Depuis ces campagnes, le collectif a constaté quelques avancées intéressantes du côté gouvernemental. Tout d'abord, des efforts réels de transparence ont été réalisés, avec la publication depuis 3 ans d'un rapport annuel sur les transferts d'armes. Les cessions, puis aujourd'hui les armes légères, ont été incluses dans ce rapport. Même s'il reste encore de nombreuses améliorations à apporter, la société civile et les parlementaires ont désormais à leur disposition des informations solides sur les exportations françaises d'armement. En deuxième lieu, les critères utilisés par la CIEEMG, ceux du code de conduite de l'Union européenne mais aussi des critères propres au Gouvernement français sont mieux connus aujourd'hui. Par ailleurs, un projet de loi a été déposé au Sénat pour contrôler les courtiers. Enfin, une liste et un projet de réglementation des matériels dits de sécurité et de police sont en attente de traitement à la Commission européenne.

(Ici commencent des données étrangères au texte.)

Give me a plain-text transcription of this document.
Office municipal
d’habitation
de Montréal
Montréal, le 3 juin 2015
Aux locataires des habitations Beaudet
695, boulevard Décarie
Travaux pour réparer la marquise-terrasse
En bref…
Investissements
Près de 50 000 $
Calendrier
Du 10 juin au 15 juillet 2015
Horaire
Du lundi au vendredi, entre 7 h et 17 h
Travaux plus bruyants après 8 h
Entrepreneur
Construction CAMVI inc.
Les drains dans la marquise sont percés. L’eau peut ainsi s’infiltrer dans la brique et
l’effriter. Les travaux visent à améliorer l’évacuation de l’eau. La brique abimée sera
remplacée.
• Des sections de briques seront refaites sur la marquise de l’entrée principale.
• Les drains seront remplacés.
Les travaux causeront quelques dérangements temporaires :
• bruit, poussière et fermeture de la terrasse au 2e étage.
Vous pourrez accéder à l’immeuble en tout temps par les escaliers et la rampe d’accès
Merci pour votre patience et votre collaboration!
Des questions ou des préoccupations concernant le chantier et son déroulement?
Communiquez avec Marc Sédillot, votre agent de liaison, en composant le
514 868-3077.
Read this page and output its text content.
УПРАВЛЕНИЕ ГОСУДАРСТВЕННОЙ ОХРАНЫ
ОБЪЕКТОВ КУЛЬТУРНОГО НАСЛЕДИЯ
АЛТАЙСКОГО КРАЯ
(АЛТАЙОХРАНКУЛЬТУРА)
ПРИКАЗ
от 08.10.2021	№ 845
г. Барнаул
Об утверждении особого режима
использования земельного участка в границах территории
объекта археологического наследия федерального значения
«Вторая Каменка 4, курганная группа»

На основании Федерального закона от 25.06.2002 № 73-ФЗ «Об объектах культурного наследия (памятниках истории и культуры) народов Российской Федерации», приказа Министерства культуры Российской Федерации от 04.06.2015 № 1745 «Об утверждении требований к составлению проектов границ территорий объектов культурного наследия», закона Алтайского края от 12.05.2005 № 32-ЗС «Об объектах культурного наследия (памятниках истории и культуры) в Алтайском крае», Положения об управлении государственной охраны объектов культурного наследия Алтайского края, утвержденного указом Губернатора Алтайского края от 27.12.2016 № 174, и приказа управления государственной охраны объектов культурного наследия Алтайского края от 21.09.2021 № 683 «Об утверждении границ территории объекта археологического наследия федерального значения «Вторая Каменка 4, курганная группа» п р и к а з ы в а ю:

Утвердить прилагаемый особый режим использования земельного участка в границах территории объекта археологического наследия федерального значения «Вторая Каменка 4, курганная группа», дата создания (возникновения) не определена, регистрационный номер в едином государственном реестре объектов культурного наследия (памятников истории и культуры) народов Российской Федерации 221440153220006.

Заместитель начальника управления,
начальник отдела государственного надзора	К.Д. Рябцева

M. Patrick Teil a toutefois estimé que le Parlement était un peu en retrait. Malgré des demandes répétées et malgré le rapport très intéressant de la mission d'information parlementaire conduite par MM. Jean-Claude Sandrier, Christian Martin et Alain Veyret, peu d'avancées réelles ont été constatées. En 2001 a eu lieu une audition du Ministre de la Défense sur le rapport qu'il venait de publier. Mais le Ministre des Affaires étrangères n'a pas été auditionné sur ce sujet. L'Assemblée nationale n'a procédé à aucun examen du rapport du Gouvernement ni émis aucun avis sur la politique conduite en matière d'exportation d'armements. Or, c'est un domaine qui a de nombreuses répercussions en matière de politique étrangère, d'emploi, d'aménagement du territoire, de sécurité, d'environnement, etc. Le collectif des associations intervenant dans le domaine des exportations d'armement estime donc indispensable que le Gouvernement rende des comptes sur cet aspect de sa politique. Il juge également que seule une structure permanente de l'Assemblée nationale et du Sénat est à même de jouer sur le long terme ce rôle de contrôle de l'action du Gouvernement. Cette structure permettrait en outre de pérenniser les avancées gouvernementales en termes de transparence, ce qui n'est pas le cas actuellement. Qui aujourd'hui peut affirmer que la politique du prochain gouvernement sera aussi transparente et volontariste dans le domaine des transferts d'armes ? Il serait dommage que soient remises en cause les avancées constatées, dont le Président Paul Quilès est l'un des artisans.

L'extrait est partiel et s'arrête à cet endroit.